On the day he was supposed to arrive to celebrate my birthday, he e-mailed that he was too upset to see me. So he drove to my city, dropped his child off two miles from my house for a summer internship, and then, rather than talk to me in person about all of the important issues he had raised about our future, he turned around and drove 300 miles home. So, at least, he claimed at the time. He may well have driven a few more miles down the road to be with his new friend.
I was shattered. I scoured The Chronicle’s forum on the “two-body problem” in search of insight, since I thought we were having a crisis around the challenges of a long-distance relationship. I begged him to go to counseling with me, but he refused unless I agreed to leave my job. Our more cynical colleagues have suggested that he wanted to take advantage of my success at getting job offers to find a better position for himself.
Our relationship limped on through July, while he professed his love, lamented his loneliness for me, demanded I look for a new job, stood me up (again by e-mail) for yet another visit, and told me not to come on my own scheduled trip. He “needed time,” a phrase I have since learned is the classic evasion of the philanderer. He especially needed time to go to conferences with his new friend, with whom he carried on publicly throughout the entire period he was berating me for my inadequate commitment to him.
But conferences give, and conferences take away. They provide opportunities to cheat, but they also contain scores of people well-positioned to disentangle the cheater’s web of deceit, even if the grapevine turns out, from my perspective, to have been painfully inefficient, especially compared with the rapid transmission of gossip about job offers and tenure battles.
The lies he told our colleagues finally found their way back to me, thanks to one colleague who was shocked to see my partner with another woman at a July conference. My partner told that flabbergasted friend that our relationship had ended a full year earlier, and that we had both moved on.
I was stunned to learn of his betrayal. I traced the dismaying longevity of his affair through the accounts flowing in from many horrified colleagues, the deadlines of the calls for papers they answered, and the conference programs they are on, all very helpful evidence to have on hand when he denied the affair.
Disentangling our personal lives has been relatively straightforward, if emotionally exhausting. The professional connections, unfortunately, will endure for years. Our publisher wants a new edition of our co-authored book. We pursued an unusual model for that book in which each author wrote in every chapter. At the time, it was intellectually stimulating and fun to work in that cooperative fashion. Now the revisions loom as a dreadful ordeal. If my book in his edited series ever requires a second edition, the publisher will have to handle all communication. I’m sure editors are accustomed to dealing with estranged co-authors, but it seems a shame to pile more work on such busy people, all because my partner preferred sneaking around to telling the truth.
As for my former partner and his new friend, they are still together.

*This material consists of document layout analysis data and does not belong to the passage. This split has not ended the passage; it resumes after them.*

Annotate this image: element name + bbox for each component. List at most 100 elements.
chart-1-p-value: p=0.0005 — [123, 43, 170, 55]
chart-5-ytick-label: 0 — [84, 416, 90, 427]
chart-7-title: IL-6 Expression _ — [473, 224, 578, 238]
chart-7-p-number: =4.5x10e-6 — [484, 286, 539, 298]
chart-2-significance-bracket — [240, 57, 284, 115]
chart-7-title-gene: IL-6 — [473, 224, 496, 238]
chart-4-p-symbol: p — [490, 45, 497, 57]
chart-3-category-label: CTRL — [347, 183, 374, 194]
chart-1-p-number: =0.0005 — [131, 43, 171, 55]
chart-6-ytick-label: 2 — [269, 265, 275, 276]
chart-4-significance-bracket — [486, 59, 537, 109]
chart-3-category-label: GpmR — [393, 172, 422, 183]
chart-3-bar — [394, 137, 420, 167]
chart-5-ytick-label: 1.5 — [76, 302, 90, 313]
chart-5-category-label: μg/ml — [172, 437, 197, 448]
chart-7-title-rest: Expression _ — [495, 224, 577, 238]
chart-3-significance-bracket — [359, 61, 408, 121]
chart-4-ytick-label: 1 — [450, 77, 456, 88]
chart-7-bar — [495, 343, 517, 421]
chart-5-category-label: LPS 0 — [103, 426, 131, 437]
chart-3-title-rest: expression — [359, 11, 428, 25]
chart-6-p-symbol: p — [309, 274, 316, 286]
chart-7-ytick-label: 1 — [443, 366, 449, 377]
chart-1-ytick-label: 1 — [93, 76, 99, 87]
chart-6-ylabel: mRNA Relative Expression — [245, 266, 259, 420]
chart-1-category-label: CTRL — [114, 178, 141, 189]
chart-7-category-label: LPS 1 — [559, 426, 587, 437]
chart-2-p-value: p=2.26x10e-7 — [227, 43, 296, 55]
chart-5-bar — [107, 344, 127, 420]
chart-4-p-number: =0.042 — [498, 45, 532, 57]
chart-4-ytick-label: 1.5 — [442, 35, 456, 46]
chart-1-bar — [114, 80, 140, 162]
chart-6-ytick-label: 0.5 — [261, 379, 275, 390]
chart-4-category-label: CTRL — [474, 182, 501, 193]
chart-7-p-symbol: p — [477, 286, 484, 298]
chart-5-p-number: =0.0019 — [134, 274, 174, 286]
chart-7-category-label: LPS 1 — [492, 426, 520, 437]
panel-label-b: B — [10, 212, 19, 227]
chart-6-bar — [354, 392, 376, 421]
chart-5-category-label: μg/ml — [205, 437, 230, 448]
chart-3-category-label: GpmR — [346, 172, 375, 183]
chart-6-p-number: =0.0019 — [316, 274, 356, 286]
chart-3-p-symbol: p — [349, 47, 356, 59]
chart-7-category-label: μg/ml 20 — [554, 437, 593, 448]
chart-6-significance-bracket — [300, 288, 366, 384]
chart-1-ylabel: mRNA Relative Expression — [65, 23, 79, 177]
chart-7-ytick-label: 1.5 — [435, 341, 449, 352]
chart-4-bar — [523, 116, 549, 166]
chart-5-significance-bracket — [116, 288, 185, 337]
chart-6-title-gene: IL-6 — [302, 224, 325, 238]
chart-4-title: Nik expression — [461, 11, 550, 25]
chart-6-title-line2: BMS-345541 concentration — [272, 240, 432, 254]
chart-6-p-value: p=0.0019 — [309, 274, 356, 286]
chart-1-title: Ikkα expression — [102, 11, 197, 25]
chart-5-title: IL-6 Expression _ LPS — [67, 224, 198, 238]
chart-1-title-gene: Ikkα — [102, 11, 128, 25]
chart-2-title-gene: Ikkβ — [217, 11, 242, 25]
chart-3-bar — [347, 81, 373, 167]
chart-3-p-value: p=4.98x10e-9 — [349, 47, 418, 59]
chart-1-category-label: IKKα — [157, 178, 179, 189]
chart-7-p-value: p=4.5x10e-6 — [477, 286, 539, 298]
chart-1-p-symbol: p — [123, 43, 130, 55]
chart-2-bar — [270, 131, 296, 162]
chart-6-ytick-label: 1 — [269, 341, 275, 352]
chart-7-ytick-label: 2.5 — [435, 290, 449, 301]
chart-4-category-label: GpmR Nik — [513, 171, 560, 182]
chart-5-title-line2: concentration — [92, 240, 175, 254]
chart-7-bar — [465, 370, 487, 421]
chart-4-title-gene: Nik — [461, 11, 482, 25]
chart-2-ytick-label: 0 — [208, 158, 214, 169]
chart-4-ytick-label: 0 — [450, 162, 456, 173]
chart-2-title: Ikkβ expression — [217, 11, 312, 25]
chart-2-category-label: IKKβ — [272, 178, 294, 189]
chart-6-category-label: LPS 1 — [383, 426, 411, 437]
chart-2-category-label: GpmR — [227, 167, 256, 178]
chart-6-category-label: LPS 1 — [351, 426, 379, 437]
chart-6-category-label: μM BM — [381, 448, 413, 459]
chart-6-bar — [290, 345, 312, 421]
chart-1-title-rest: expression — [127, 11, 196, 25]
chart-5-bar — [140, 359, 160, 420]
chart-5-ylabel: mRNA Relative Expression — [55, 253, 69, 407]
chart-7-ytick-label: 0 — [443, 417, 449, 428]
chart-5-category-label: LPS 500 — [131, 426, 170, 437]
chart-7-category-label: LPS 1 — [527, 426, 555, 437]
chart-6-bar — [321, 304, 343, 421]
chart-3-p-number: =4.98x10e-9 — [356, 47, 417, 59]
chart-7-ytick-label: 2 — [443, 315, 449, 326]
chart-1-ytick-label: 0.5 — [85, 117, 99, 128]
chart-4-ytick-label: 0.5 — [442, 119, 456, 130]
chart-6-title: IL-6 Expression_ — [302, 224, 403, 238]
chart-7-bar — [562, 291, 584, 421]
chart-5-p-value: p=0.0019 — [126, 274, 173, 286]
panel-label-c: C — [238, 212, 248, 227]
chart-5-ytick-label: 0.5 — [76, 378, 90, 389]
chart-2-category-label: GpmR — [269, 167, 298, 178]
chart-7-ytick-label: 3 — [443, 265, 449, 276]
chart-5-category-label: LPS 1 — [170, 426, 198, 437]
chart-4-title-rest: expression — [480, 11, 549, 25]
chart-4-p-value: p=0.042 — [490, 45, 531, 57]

Informed of his deception and of his denial that she exists, his new friend apparently does not care about his double life and her public role in it. Despite my partner’s insistence this summer that the most important thing was being together and that I had to quit my job to make that possible, the commuting life seems to suit him just fine. And their conference regimen continues, even if his double life has finally come to an end, at least for now.
Their next scheduled stop on the conference circuit is Britain, where they will be greeted by several colleagues who know all about his cheating. Maybe I’ll show up, too. After all, what better place could there be than the home of the Beatles to sing a few songs of betrayal and revenge?